W ciepłym, zbliżonym do pasywnego domu, źródło emisji ciepła powinno być w maksymalnym stopniu sterowalne. Musimy mieć pełną, niczym nie ograniczoną możliwość by ogrzewanie domu bądź poszczególnych pomieszczeń włączyć. Musimy mieć możliwość w pełni kontrolować jego dynamikę lub w razie potrzeby ogrzewanie wyłączyć do zera!
Ogrzewanie podłogowe a także ścienne płaszczyznowe, z uwagi na swoją gigantyczną bezwładność cieplną, taką sterowalność całkowicie wyklucza. Zatem podłogówka powinna stanowić wyłącznie, element wspomagający, powinna stanowić „jazdę na luzie, bieg jałowy” ogrzewania.
Należy pamiętać, że w ciepłym, dobrze akumulującym ciepło domu, coraz większy udział w jego bilansie cieplnym mają wszelkie uzyski ciepła. Czyli nasłonecznienie, ciepło bytowe wytwarzane przez rozmaite urządzenia kuchenne, komputery i in. Jak zatem wybrać właściwą strategie grzania? Jak powinno się zachować optymalnie skonfigurowane i sterowane z dużą precyzją ogrzewanie?
- Pojawia się uzysk ciepła = ogrzewanie stop.
- Opuszczamy dom na kilka godzin = ogrzewanie stop.
- Kładziemy się do snu = ogrzewanie stop.
- Wracamy do domu, czujemy się przemarznięci, niedogrzani = ogrzewanie na krótko powinno podnieść temperaturę powietrza o kilka dziesiątek stopnia Celsjusza ponad naszą stałą normę.
To jest myślenie proekologiczne.
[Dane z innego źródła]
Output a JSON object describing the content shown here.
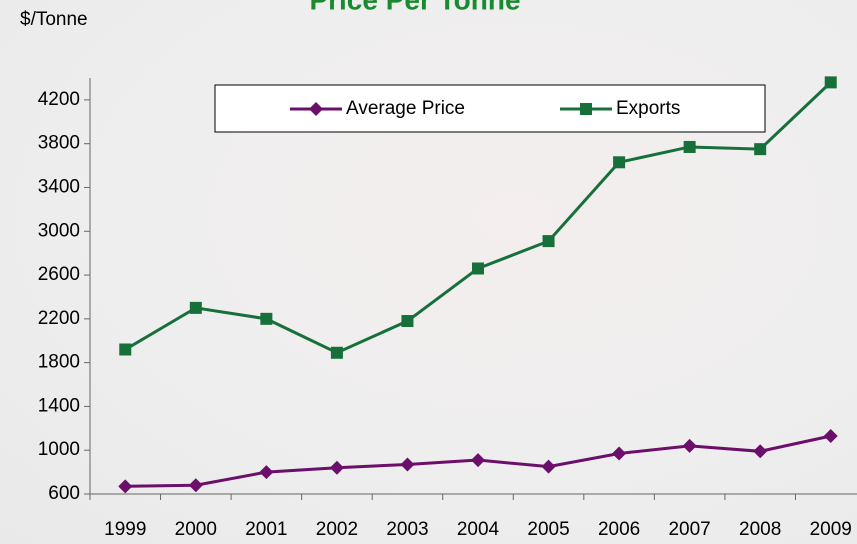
{
  "chart_data": {
    "type": "line",
    "title": "Price Per Tonne",
    "y_label": "$/Tonne",
    "categories": [
      "1999",
      "2000",
      "2001",
      "2002",
      "2003",
      "2004",
      "2005",
      "2006",
      "2007",
      "2008",
      "2009"
    ],
    "series": [
      {
        "name": "Average Price",
        "color": "#6b0f6b",
        "marker": "diamond",
        "values": [
          670,
          680,
          800,
          840,
          870,
          910,
          850,
          970,
          1040,
          990,
          1130
        ]
      },
      {
        "name": "Exports",
        "color": "#17703a",
        "marker": "square",
        "values": [
          1920,
          2300,
          2200,
          1890,
          2180,
          2660,
          2910,
          3630,
          3770,
          3750,
          4360
        ]
      }
    ],
    "ylim": [
      600,
      4400
    ],
    "yticks": [
      600,
      1000,
      1400,
      1800,
      2200,
      2600,
      3000,
      3400,
      3800,
      4200
    ],
    "legend": "top"
  }
}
To jest prawdziwy komfort!
Dynamiczne grzejniki umożliwiają dopasowanie poziomu grzania do indywidualnych preferencji
Nie sposób w krótkim tekście zamknąć wszelkich aspektów tego zagadnienia. Każdy członek rodziny ma swoje indywidualne preferencje, upodobania oraz sposób bycia. Konfiguracja systemu grzewczego, sposobu jego sterowania powinna to uwzględnić. Nie da się ujednolicić komfortu.
Drugi ważny aspekt: system grzewczy powinien być w maksymalnym możliwym stopniu sterowalny a także łatwy do modyfikowania. Za nasze własne pieniądze, nie powinniśmy dobrowolnie skazywać się na jedną, jedyną, słabo sterowalną i w zasadzie niezmienialną opcję. Wszak nie wiadomo, w jakim kierunku podąży rozwój ludzkości, rozwój techniki grzewczej.
Podsumowując, z obecnych na rynku grzejników, produkty REGULUS-system są najszybszymi w działaniu. Pozwalają obrać najlepszą strategie grzania. Zatem są bardzo dobrym rozwiązaniem dla inteligentnych domów, rozwiązaniem optymalnym dla budownictwa zrównoważonego. Dają one każdemu domownikowi możliwość wyboru indywidualnej strategii grzania. A w razie potrzeby pozwalają na jej szybką zmianę, gwarantując osobisty komfort cieplny za możliwie najmniejsze pieniądze.